Black Humour, Psychoanalysis And Psychotherapy: Reading Of The Remedy In Martin Amis’s Dead Babies

Main Article Content

Sukanta Sanyal , Prof. Tanutrushna Panigrahi , Prof. Lipika Das

Abstract

This paper proposes an interdisciplinary study of Martin Amis’s novel Dead Babies in the context of black humour and psychotherapy for the purposes of identifying and understanding how black humour can act as psychotherapy for the psychological trauma and physical pain that an individual suffers.

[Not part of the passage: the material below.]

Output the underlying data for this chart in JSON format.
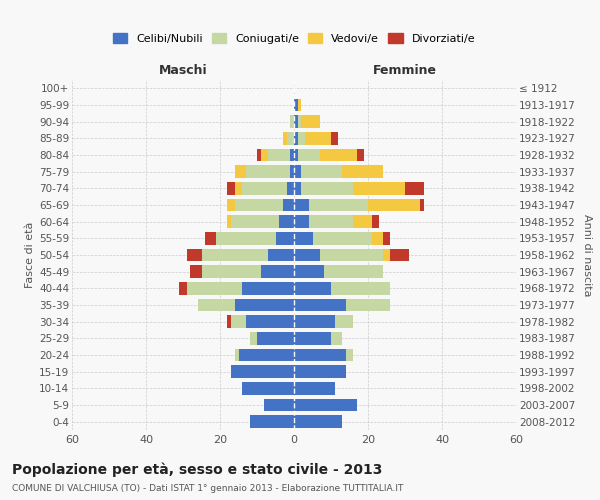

Invoking some of the key tenets of black humour pronounced by Schultz, Friedman, Vonnegut, Breton and Bloom and those of psychotherapy as articulated by Freud, Anna Freud, Lacan, Jung, Klein, Bowlby and Winnicott, this essay explores the various traumatic psychological phenomena and their manifestations through the expostulations of Keith Whitehead, a physically challenged and prurient character in the novel, to sense how he takes resort to a sinister laughter to negotiate those and eventually internalize them. The paper includes an analysis of how the clinical psychological concepts like childhood trauma, suppressed sexuality, defence mechanisms, splitting, integration, breakdown, avoidant attachment and the superego are operational in various degrees in the character of Amis’s protagonist and how they are extrapolated from medical and therapeutic interpretations as well as from the literary perspectives of black humour in this text for their broader appreciation and application.